In conclusion, the digital inventory has huge implications for the study of popular fiction, and questions of consumption and circulation have become more common in the past few years. People who talk too confidently about a global culture, which is often linked to the international hit, can learn a lot from the digital inventory. But it's important to remember that the market for popular fiction is always changing, with different weekly charts in different countries and different ways of putting together lists of the best-selling fiction. India and Japan have made it hard to tell the difference between facts, public opinion, and fiction. This has made people wonder if famous stories can change. The tension between what's familiar and what's new creates the conditions for cultural change, and the people who listen to popular stories can become the source of a wish for a better world. Fiction is interesting because it gives readers the chance to write their own futures. However, this view rests on a democratic and transformative view of society.

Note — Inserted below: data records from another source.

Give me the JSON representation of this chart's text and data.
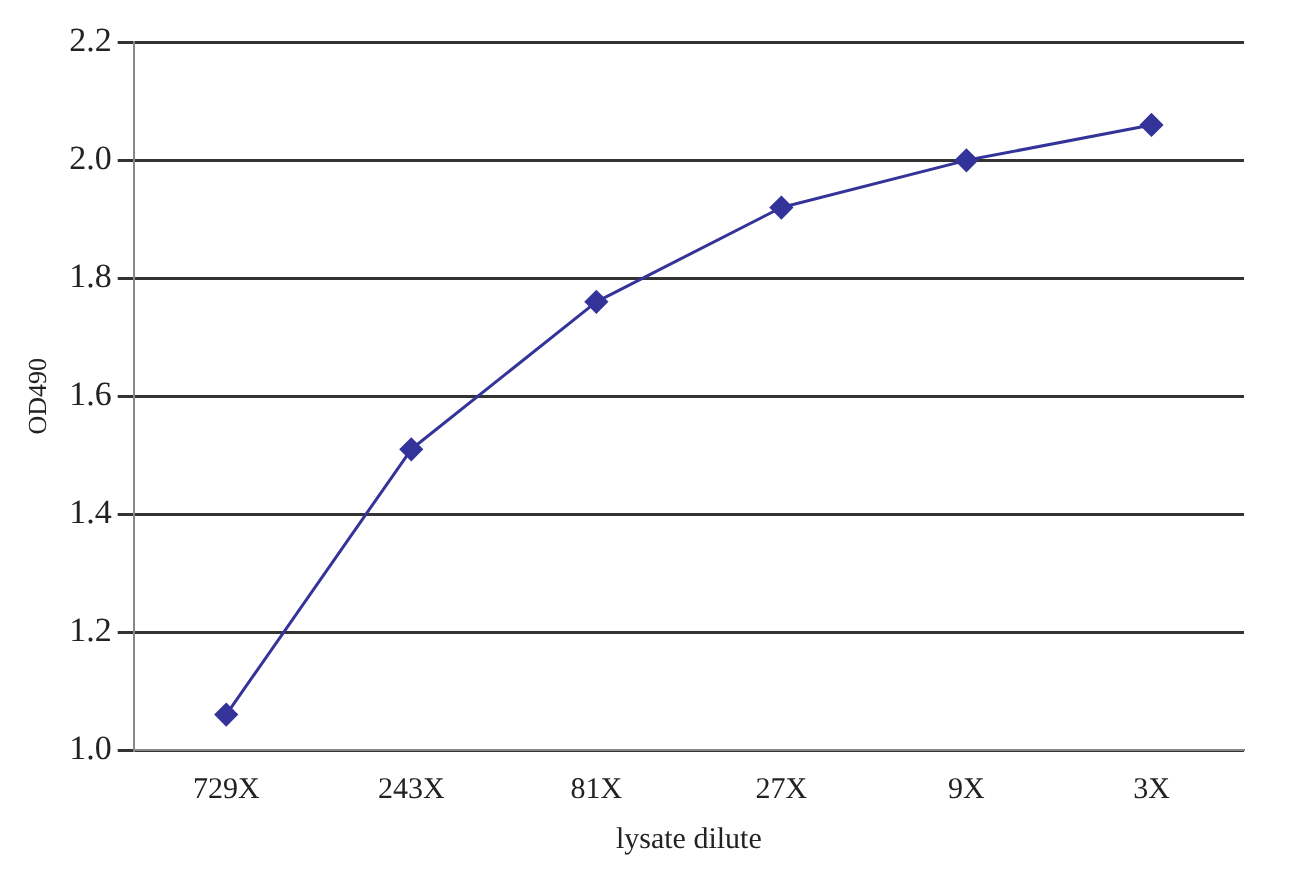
{
  "chart_data": {
    "type": "line",
    "xlabel": "lysate dilute",
    "ylabel": "OD490",
    "categories": [
      "729X",
      "243X",
      "81X",
      "27X",
      "9X",
      "3X"
    ],
    "series": [
      {
        "color": "#33339a",
        "values": [
          1.06,
          1.51,
          1.76,
          1.92,
          2.0,
          2.06
        ]
      }
    ],
    "ylim": [
      1.0,
      2.2
    ],
    "yticks": [
      {
        "value": 1.0,
        "label": "1.0"
      },
      {
        "value": 1.2,
        "label": "1.2"
      },
      {
        "value": 1.4,
        "label": "1.4"
      },
      {
        "value": 1.6,
        "label": "1.6"
      },
      {
        "value": 1.8,
        "label": "1.8"
      },
      {
        "value": 2.0,
        "label": "2.0"
      },
      {
        "value": 2.2,
        "label": "2.2"
      }
    ],
    "grid": "y",
    "legend": false,
    "marker": "diamond",
    "line_style": "solid"
  }
}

Pulps, graphic novels, computer games, and fan stories are all examples of subcultures that can help readers move towards a new sense of who they are as a group. In the 1950s and 1960s, lesbian pulps gave a place for a public lesbian identity to grow, while graphic novels grew out of the intersection of comic strips in the mainstream press and drawings and pop art from the counterculture. These subcultures show how powerful it can be to show what is hidden or unsaid. The results have been both rebellious and popular.
In these highly charged situations, questions of cultural change can't be separated from a language of cultural and artistic value. Comics and interactive games start out as products, but they bring together a group of fans who believe in the art and political importance of these texts and practises. When popular literature is remade, it not only gives us new stories, but it also sets up new ways for people to talk and argue in public.